Song by A Boogie wit da Hoodie featuring Kodak Black

from the album Me vs. Myself
- Released: December 6, 2022
- Length: 3:26
- Label: Atlantic; Highbridge;
- Songwriters: Artist Dubose; Bill Kapri; Shaun Thomas; Patrick Bodi; Jocelyn Donald;
- Producers: S.Dot; 254Bodi;

= Water (Drowning Pt. 2) =

2022 song by A Boogie wit da Hoodie featuring Kodak Black

"Water (Drowning Pt. 2)" is a song by American rapper A Boogie wit da Hoodie featuring American rapper Kodak Black. As the title suggests, this is a sequel to their 2017 collaboration "Drowning"; written alongside producers Shaun Thomas, Patrick Bodi, and Jozzy, it is taken from the former's fourth studio album Me vs.
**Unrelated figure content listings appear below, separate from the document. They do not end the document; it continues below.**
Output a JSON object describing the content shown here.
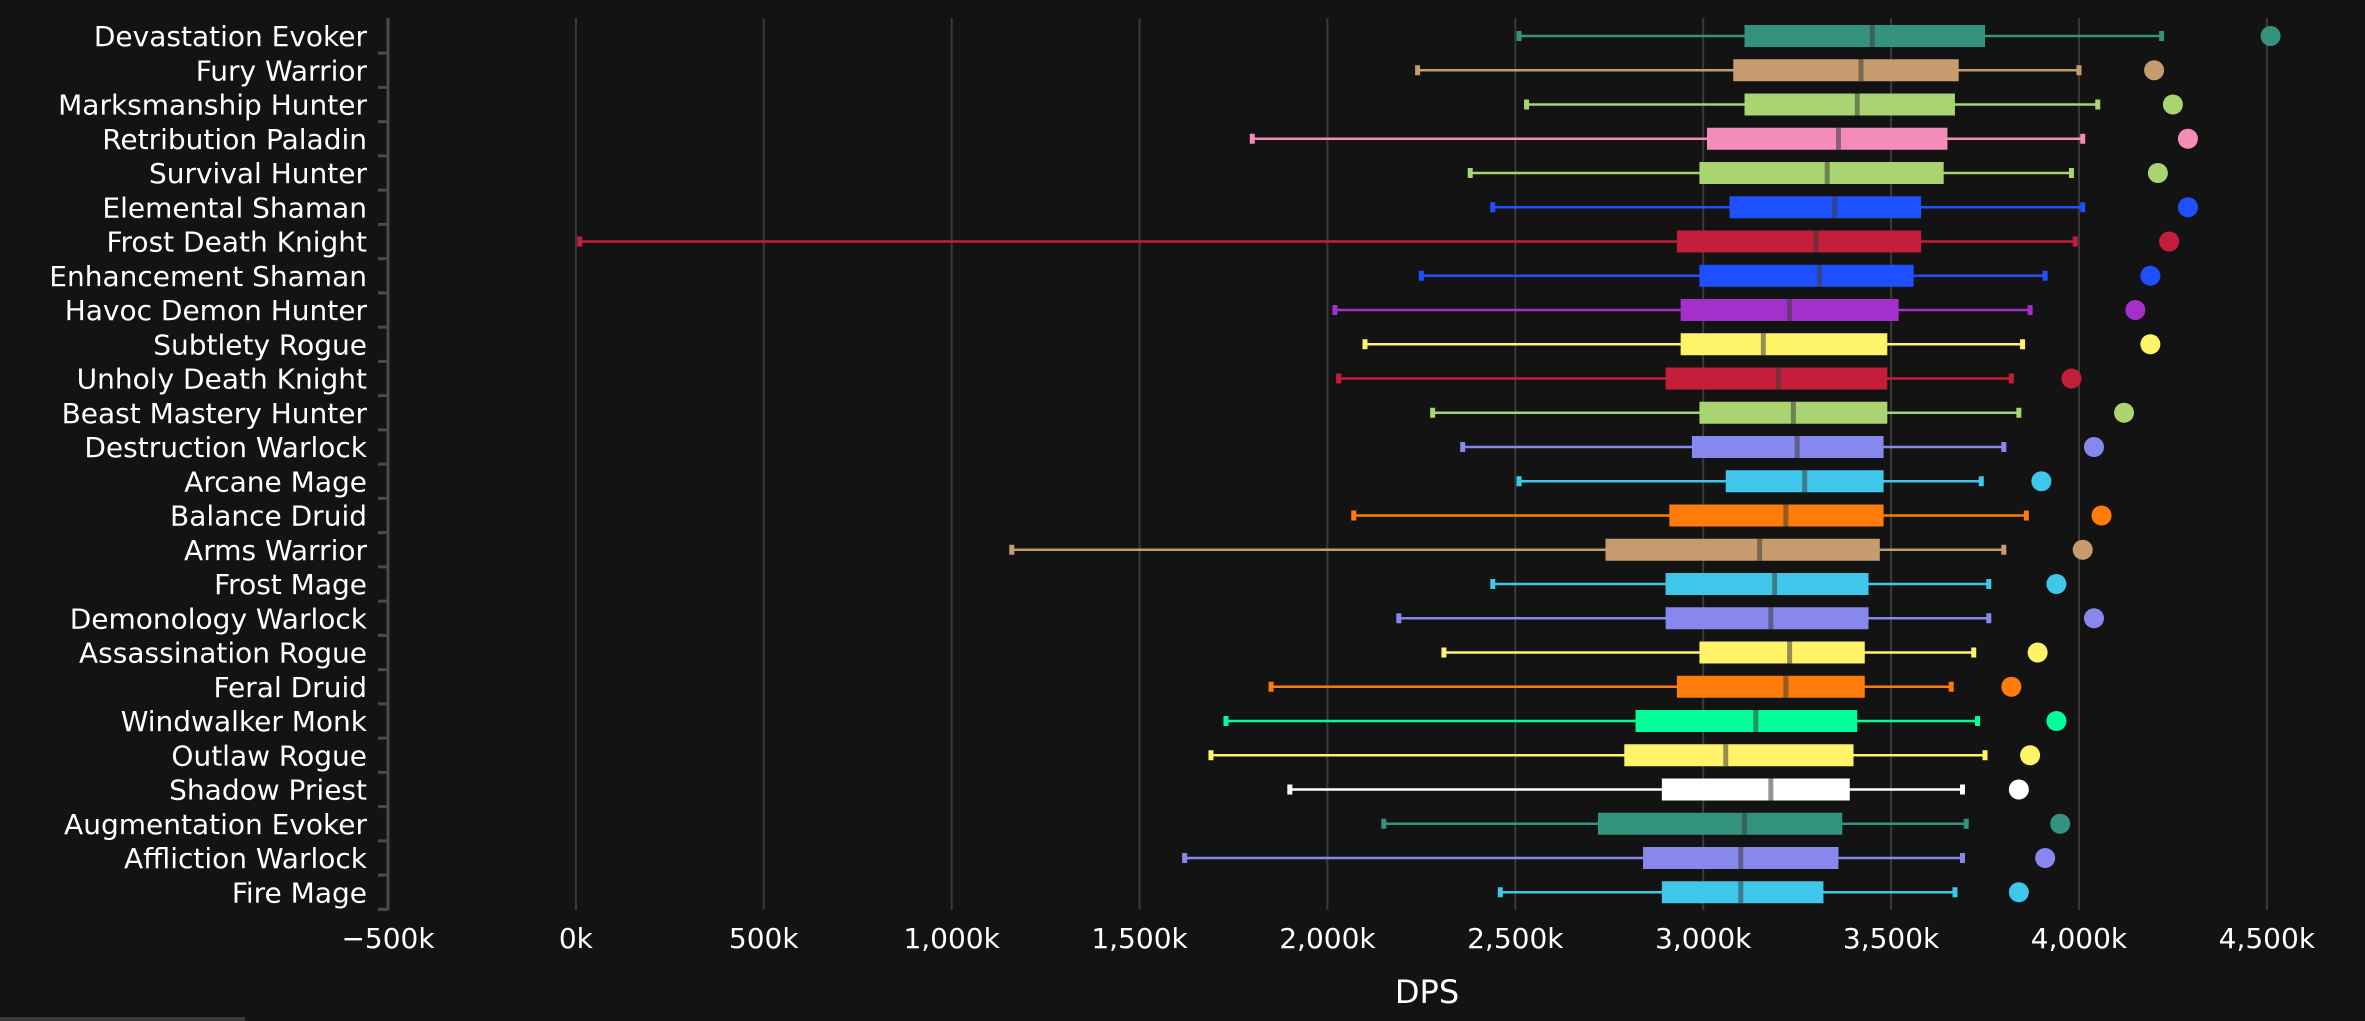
{
  "chart_data": {
    "type": "boxplot",
    "xlabel": "DPS",
    "xlim": [
      -500,
      4700
    ],
    "x_ticks": [
      -500,
      0,
      500,
      1000,
      1500,
      2000,
      2500,
      3000,
      3500,
      4000,
      4500
    ],
    "x_tick_labels": [
      "−500k",
      "0k",
      "500k",
      "1,000k",
      "1,500k",
      "2,000k",
      "2,500k",
      "3,000k",
      "3,500k",
      "4,000k",
      "4,500k"
    ],
    "grid": true,
    "series": [
      {
        "name": "Devastation Evoker",
        "color": "#33937F",
        "min": 2510,
        "q1": 3110,
        "median": 3450,
        "q3": 3750,
        "max": 4220,
        "outlier": 4510
      },
      {
        "name": "Fury Warrior",
        "color": "#C69B6D",
        "min": 2240,
        "q1": 3080,
        "median": 3420,
        "q3": 3680,
        "max": 4000,
        "outlier": 4200
      },
      {
        "name": "Marksmanship Hunter",
        "color": "#AAD372",
        "min": 2530,
        "q1": 3110,
        "median": 3410,
        "q3": 3670,
        "max": 4050,
        "outlier": 4250
      },
      {
        "name": "Retribution Paladin",
        "color": "#F48CBA",
        "min": 1800,
        "q1": 3010,
        "median": 3360,
        "q3": 3650,
        "max": 4010,
        "outlier": 4290
      },
      {
        "name": "Survival Hunter",
        "color": "#AAD372",
        "min": 2380,
        "q1": 2990,
        "median": 3330,
        "q3": 3640,
        "max": 3980,
        "outlier": 4210
      },
      {
        "name": "Elemental Shaman",
        "color": "#1E50FF",
        "min": 2440,
        "q1": 3070,
        "median": 3350,
        "q3": 3580,
        "max": 4010,
        "outlier": 4290
      },
      {
        "name": "Frost Death Knight",
        "color": "#C41E3A",
        "min": 10,
        "q1": 2930,
        "median": 3300,
        "q3": 3580,
        "max": 3990,
        "outlier": 4240
      },
      {
        "name": "Enhancement Shaman",
        "color": "#1E50FF",
        "min": 2250,
        "q1": 2990,
        "median": 3310,
        "q3": 3560,
        "max": 3910,
        "outlier": 4190
      },
      {
        "name": "Havoc Demon Hunter",
        "color": "#A330C9",
        "min": 2020,
        "q1": 2940,
        "median": 3230,
        "q3": 3520,
        "max": 3870,
        "outlier": 4150
      },
      {
        "name": "Subtlety Rogue",
        "color": "#FFF468",
        "min": 2100,
        "q1": 2940,
        "median": 3160,
        "q3": 3490,
        "max": 3850,
        "outlier": 4190
      },
      {
        "name": "Unholy Death Knight",
        "color": "#C41E3A",
        "min": 2030,
        "q1": 2900,
        "median": 3200,
        "q3": 3490,
        "max": 3820,
        "outlier": 3980
      },
      {
        "name": "Beast Mastery Hunter",
        "color": "#AAD372",
        "min": 2280,
        "q1": 2990,
        "median": 3240,
        "q3": 3490,
        "max": 3840,
        "outlier": 4120
      },
      {
        "name": "Destruction Warlock",
        "color": "#8788EE",
        "min": 2360,
        "q1": 2970,
        "median": 3250,
        "q3": 3480,
        "max": 3800,
        "outlier": 4040
      },
      {
        "name": "Arcane Mage",
        "color": "#3FC7EB",
        "min": 2510,
        "q1": 3060,
        "median": 3270,
        "q3": 3480,
        "max": 3740,
        "outlier": 3900
      },
      {
        "name": "Balance Druid",
        "color": "#FF7C0A",
        "min": 2070,
        "q1": 2910,
        "median": 3220,
        "q3": 3480,
        "max": 3860,
        "outlier": 4060
      },
      {
        "name": "Arms Warrior",
        "color": "#C69B6D",
        "min": 1160,
        "q1": 2740,
        "median": 3150,
        "q3": 3470,
        "max": 3800,
        "outlier": 4010
      },
      {
        "name": "Frost Mage",
        "color": "#3FC7EB",
        "min": 2440,
        "q1": 2900,
        "median": 3190,
        "q3": 3440,
        "max": 3760,
        "outlier": 3940
      },
      {
        "name": "Demonology Warlock",
        "color": "#8788EE",
        "min": 2190,
        "q1": 2900,
        "median": 3180,
        "q3": 3440,
        "max": 3760,
        "outlier": 4040
      },
      {
        "name": "Assassination Rogue",
        "color": "#FFF468",
        "min": 2310,
        "q1": 2990,
        "median": 3230,
        "q3": 3430,
        "max": 3720,
        "outlier": 3890
      },
      {
        "name": "Feral Druid",
        "color": "#FF7C0A",
        "min": 1850,
        "q1": 2930,
        "median": 3220,
        "q3": 3430,
        "max": 3660,
        "outlier": 3820
      },
      {
        "name": "Windwalker Monk",
        "color": "#00FF98",
        "min": 1730,
        "q1": 2820,
        "median": 3140,
        "q3": 3410,
        "max": 3730,
        "outlier": 3940
      },
      {
        "name": "Outlaw Rogue",
        "color": "#FFF468",
        "min": 1690,
        "q1": 2790,
        "median": 3060,
        "q3": 3400,
        "max": 3750,
        "outlier": 3870
      },
      {
        "name": "Shadow Priest",
        "color": "#FFFFFF",
        "min": 1900,
        "q1": 2890,
        "median": 3180,
        "q3": 3390,
        "max": 3690,
        "outlier": 3840
      },
      {
        "name": "Augmentation Evoker",
        "color": "#33937F",
        "min": 2150,
        "q1": 2720,
        "median": 3110,
        "q3": 3370,
        "max": 3700,
        "outlier": 3950
      },
      {
        "name": "Affliction Warlock",
        "color": "#8788EE",
        "min": 1620,
        "q1": 2840,
        "median": 3100,
        "q3": 3360,
        "max": 3690,
        "outlier": 3910
      },
      {
        "name": "Fire Mage",
        "color": "#3FC7EB",
        "min": 2460,
        "q1": 2890,
        "median": 3100,
        "q3": 3320,
        "max": 3670,
        "outlier": 3840
      }
    ]
  }
}
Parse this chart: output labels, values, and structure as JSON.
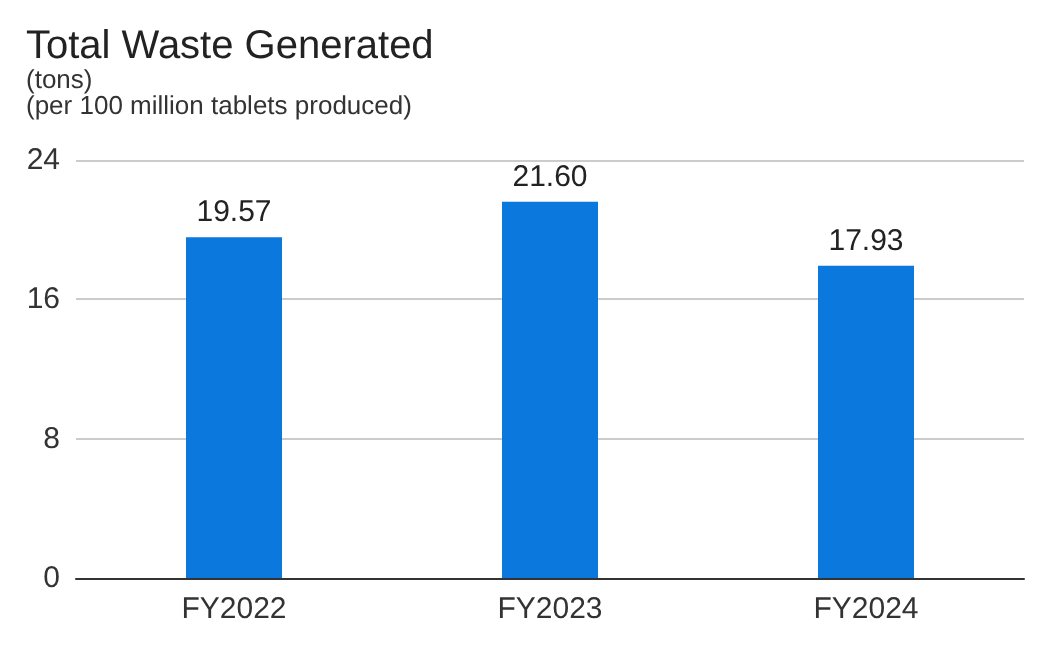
{
  "chart_data": {
    "type": "bar",
    "title": "Total Waste Generated",
    "subtitle": "(tons)",
    "annotations": [
      "(per 100 million tablets produced)"
    ],
    "categories": [
      "FY2022",
      "FY2023",
      "FY2024"
    ],
    "values": [
      19.57,
      21.6,
      17.93
    ],
    "value_labels": [
      "19.57",
      "21.60",
      "17.93"
    ],
    "color": "#0a78dc",
    "ylim": [
      0,
      24
    ],
    "yticks": [
      0,
      8,
      16,
      24
    ],
    "grid": "y"
  }
}
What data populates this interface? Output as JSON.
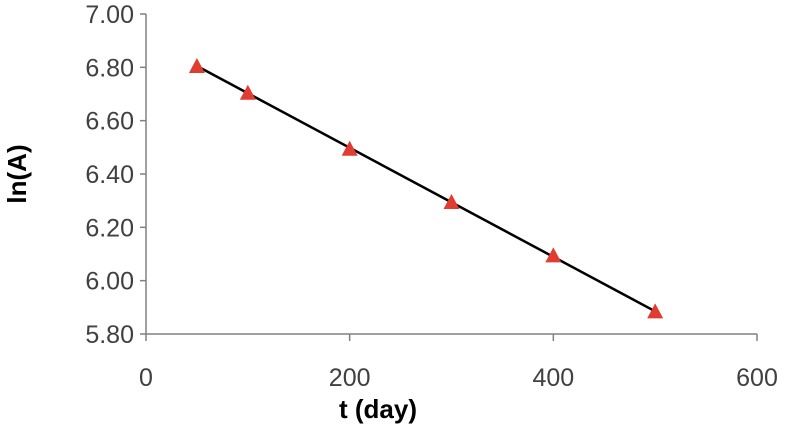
{
  "chart_data": {
    "type": "scatter",
    "title": "",
    "xlabel": "t (day)",
    "ylabel": "ln(A)",
    "xlim": [
      0,
      600
    ],
    "ylim": [
      5.8,
      7.0
    ],
    "x_ticks": [
      0,
      200,
      400,
      600
    ],
    "y_ticks": [
      5.8,
      6.0,
      6.2,
      6.4,
      6.6,
      6.8,
      7.0
    ],
    "x_tick_labels": [
      "0",
      "200",
      "400",
      "600"
    ],
    "y_tick_labels": [
      "5.80",
      "6.00",
      "6.20",
      "6.40",
      "6.60",
      "6.80",
      "7.00"
    ],
    "grid": false,
    "legend": "none",
    "series": [
      {
        "marker": "triangle",
        "color": "#e03c31",
        "x": [
          50,
          100,
          200,
          300,
          400,
          500
        ],
        "y": [
          6.8,
          6.7,
          6.49,
          6.29,
          6.09,
          5.88
        ]
      }
    ],
    "trendline": {
      "type": "linear",
      "color": "#000000",
      "x": [
        50,
        500
      ],
      "y": [
        6.805,
        5.885
      ]
    }
  }
}
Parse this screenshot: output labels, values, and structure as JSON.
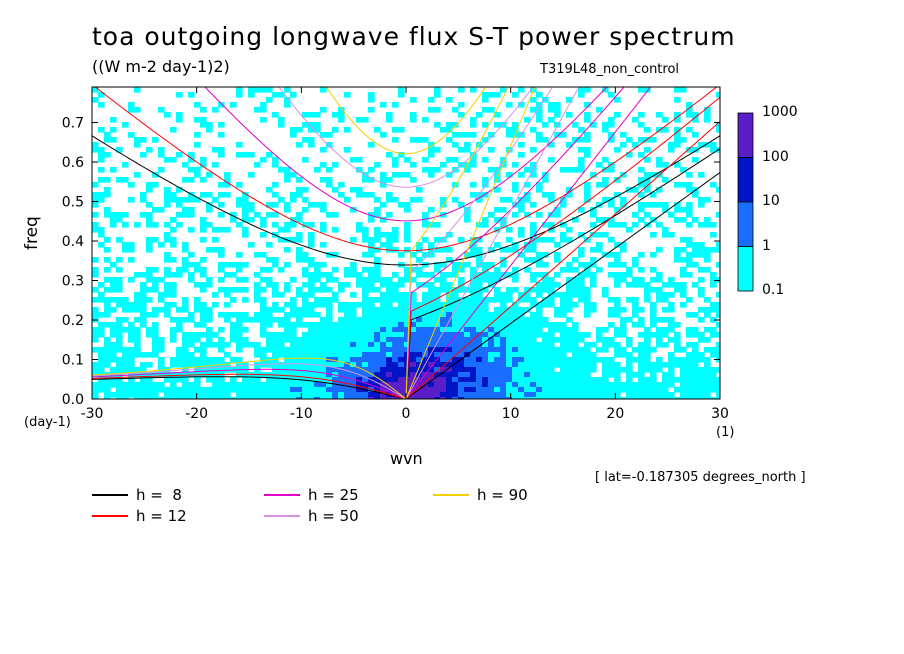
{
  "title": "toa outgoing longwave flux S-T power spectrum",
  "units_label": "((W m-2 day-1)2)",
  "run_name": "T319L48_non_control",
  "lat_note": "[ lat=-0.187305 degrees_north ]",
  "colors": {
    "level_0_1": "#00ffff",
    "level_1_10": "#1a6eff",
    "level_10_100": "#0014c8",
    "level_100_1000": "#5a1ec8",
    "h8": "#000000",
    "h12": "#ff0000",
    "h25": "#e000c8",
    "h50": "#d890e0",
    "h90": "#f0d000"
  },
  "chart_data": {
    "type": "heatmap",
    "title": "toa outgoing longwave flux S-T power spectrum",
    "xlabel": "wvn",
    "ylabel": "freq",
    "x_unit": "(1)",
    "y_unit": "(day-1)",
    "xlim": [
      -30,
      30
    ],
    "ylim": [
      0,
      0.79
    ],
    "x_ticks": [
      "-30",
      "-20",
      "-10",
      "0",
      "10",
      "20",
      "30"
    ],
    "y_ticks": [
      "0.0",
      "0.1",
      "0.2",
      "0.3",
      "0.4",
      "0.5",
      "0.6",
      "0.7"
    ],
    "colorbar_levels": [
      "1000",
      "100",
      "10",
      "1",
      "0.1"
    ],
    "dispersion_curves": [
      {
        "name": "h =  8",
        "color": "#000000"
      },
      {
        "name": "h = 12",
        "color": "#ff0000"
      },
      {
        "name": "h = 25",
        "color": "#e000c8"
      },
      {
        "name": "h = 50",
        "color": "#d890e0"
      },
      {
        "name": "h = 90",
        "color": "#f0d000"
      }
    ],
    "grid": false
  }
}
Myself (2022), released three days earlier on December 6, 2022.

==Background==
In an interview with Zane Lowe on Apple Music 1, A Boogie wit da Hoodie said he knew what he would write to the song's beat as soon as he heard it: "I just throw with the same type of, not the same flow, but that same rhythm where you just ride the beat." He added that he believes his song "Drowning" stood as "a whole new start to something new" at the time.

==Composition==
The song features a heavy bass. It begins with the chorus, in which A Boogie wit da Hoodie warns women who want to have sex with him to be honest and the consequences of cheating. In the first verse, he recounts on growing up in the streets and his rise to success, mentioning that his idol 50 Cent taught him "how to rob" and he moved to Florida to finish high school while under house arrest. Kodak Black performs the second verse, which finds him paying tribute to rapper and singer PnB Rock (who was killed in September 2022), boasting his wealth and also stating his motivation to succeed was for the sake of his family.

==Critical reception==
The song received generally positive reviews. Kathleen Johnston of The Daily Telegraph called it "one of the strongest tracks" from Me vs. Myself. Robin Murray of Clash wrote, "the impactful 'Water (Drowning Pt. 2)' feels fully realised." In a review of Me vs. Myself, Paul Attard of Slant Magazine stated, "It's the most compelling song on the album, and a stark contrast to the 21 mildly competent heartbreak anthems that surround it."

==Charts==

Chart performance for "Water (Drowning Pt. 2)"
| Chart (2022) | Peak position |
|---|---|
| Canada Hot 100 (Billboard) | 73 |
| New Zealand Hot Singles (RMNZ) | 20 |
| US Billboard Hot 100 | 97 |
| US Hot R&B/Hip-Hop Songs (Billboard) | 43 |

==Certifications==

Certifications for "Water (Drowning Pt. 2)"
| Region | Certification | Certified units/sales |
| Canada (Music Canada) | Gold | 40,000^{‡} |
^{‡} Sales+streaming figures based on certification alone.